“The only thing that was wrong was the signature, therefore I was in prison. Not for the paintings” Wolfgang Beltracchi told the BBC.

These are the words of Wolfgang Beltracchi, a German forger whose illegal activity paid millions. After his time in jail, Beltracchi is now a free man and holding his first solo exhibition, Freiheit (Freedom) at Munich’s Art Room 9 Gallery.

Considered by many a criminal, by some a genius, in his 36 years career the master forger has created more than 300 artworks in the style of about 50 major artists, from Picasso to Max Ernst. He would fake the signatures and then have his wife Helene to sell the works as originals.

Beltracchi would never copy a painting, but find a gap in the artist’s history and fill it up with an original piece in the style of the selected master. He would spend hours studying the artists’ language in order to mimic them.
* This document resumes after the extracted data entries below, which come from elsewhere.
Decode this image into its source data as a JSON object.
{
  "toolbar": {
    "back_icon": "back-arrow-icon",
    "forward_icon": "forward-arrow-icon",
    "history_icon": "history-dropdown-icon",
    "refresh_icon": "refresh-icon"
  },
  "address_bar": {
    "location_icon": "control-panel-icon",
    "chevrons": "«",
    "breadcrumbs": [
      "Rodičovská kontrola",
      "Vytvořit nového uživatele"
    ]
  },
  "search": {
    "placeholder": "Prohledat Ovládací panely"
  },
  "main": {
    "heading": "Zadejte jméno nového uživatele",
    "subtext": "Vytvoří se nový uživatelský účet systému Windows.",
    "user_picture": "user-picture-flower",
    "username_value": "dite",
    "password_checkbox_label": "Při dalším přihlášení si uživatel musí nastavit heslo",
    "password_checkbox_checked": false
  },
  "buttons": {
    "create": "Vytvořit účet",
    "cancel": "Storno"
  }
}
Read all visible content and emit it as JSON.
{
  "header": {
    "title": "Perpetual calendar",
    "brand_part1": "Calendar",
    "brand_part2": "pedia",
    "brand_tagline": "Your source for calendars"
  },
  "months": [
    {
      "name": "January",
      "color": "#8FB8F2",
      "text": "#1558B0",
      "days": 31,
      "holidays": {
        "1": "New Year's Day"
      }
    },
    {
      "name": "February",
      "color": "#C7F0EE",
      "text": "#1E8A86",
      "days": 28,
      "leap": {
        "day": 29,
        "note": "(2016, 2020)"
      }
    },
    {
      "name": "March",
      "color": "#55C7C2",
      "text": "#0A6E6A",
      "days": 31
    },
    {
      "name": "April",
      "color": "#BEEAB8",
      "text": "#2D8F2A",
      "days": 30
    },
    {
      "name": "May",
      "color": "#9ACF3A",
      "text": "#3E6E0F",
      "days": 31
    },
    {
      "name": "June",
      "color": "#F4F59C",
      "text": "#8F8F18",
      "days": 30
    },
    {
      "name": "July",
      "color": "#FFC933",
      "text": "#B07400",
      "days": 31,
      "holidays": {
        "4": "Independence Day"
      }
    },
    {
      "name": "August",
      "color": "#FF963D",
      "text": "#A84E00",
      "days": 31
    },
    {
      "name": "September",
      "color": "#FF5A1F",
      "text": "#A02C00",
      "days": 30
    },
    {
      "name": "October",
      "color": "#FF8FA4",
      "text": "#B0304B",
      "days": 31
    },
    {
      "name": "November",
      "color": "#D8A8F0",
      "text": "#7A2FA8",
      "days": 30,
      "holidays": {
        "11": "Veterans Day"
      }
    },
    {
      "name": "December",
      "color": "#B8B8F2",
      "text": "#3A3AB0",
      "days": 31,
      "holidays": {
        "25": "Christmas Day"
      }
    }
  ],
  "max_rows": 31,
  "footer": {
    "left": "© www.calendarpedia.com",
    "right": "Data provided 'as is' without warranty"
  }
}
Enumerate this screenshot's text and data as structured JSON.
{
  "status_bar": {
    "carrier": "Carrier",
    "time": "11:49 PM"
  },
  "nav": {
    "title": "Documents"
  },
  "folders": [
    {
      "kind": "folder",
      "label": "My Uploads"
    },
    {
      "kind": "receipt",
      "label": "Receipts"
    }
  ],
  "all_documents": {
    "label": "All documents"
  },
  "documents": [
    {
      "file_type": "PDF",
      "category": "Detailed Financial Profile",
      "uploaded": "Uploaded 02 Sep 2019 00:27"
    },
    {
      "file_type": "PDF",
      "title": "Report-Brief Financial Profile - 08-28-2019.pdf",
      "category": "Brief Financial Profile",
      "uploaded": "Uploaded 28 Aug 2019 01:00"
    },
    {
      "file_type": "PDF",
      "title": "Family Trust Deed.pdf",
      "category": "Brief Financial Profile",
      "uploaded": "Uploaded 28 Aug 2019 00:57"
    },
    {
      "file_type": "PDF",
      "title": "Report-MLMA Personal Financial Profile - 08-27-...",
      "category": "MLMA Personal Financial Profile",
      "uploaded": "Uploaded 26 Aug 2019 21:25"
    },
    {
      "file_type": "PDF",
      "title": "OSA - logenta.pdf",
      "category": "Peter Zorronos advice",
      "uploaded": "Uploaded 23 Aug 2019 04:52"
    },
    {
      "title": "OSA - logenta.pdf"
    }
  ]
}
His artistry deceived collectors, auction houses, experts and museum. Together with his wife Helene, Beltracchi fooled the art world out of millions. The forger claims it was never for the money. “I was always rich. I’ve always had enough money”, he told the BBC. It was for the excitement, he said.

Wolfgang and Helene Beltracchi

Wolfgang and Helene Beltracchi from BBC Arts

The couple would team up: Beltracchi secretly painting, Helene telling the buyers she inherited the pieces. But when big sums started to be involved they had to make up a more sophisticated plan.

They started to create fake historical photographs in which Helene would pose as her grandmother, the paintings hung in the background. She would then take the photos along to show the collectors. The trick worked, and the couple thrived, owning properties across Europe, vineyards and a yacht.

It was only in 2008 that a technical mistake exposed the scam, when British expert Dr. Nicholas Eastaugh was asked to analyse a piece attributed to Dutch artist Heinrich Campendonk. The painting was supposedly from 1915, but the scientist found something interesting when examining the pigments. He found titanium white, which did not exist back in 1915.

The discovery led to the exposure of 14 works Beltracchi had sold for a total of $45m (£28.6m). In 2011 Wolfgang Beltracchi was sentenced to six years, and his wife Helene to four.

Freed on January 8, 2015, thanks to a shortened sentence, Beltracchi is once again playing with the art world. His original works were already best sellers before hitting the market. Half of the earnings are due to the people Beltracchi conned.

He painted obsessively during his time in prison, and is now free: from jail, but mostly free to paint his own art.

But many other works by the “Robin Hood of Art”, as his gallerist, Curtis Briggs, describes him, are still around the world and potentially exhibited in prime museums. Even people who know would not denounce it, because too much money are at stake.

Beltracchi has now entered the art establishment, while retaining a cool rock star aura. His style is still a mesh-up of different influences, and his freedom is tinted with repayments and the judgement of the ones who consider him a fraud.

But he never copied, he says. You cannot copy an artwork.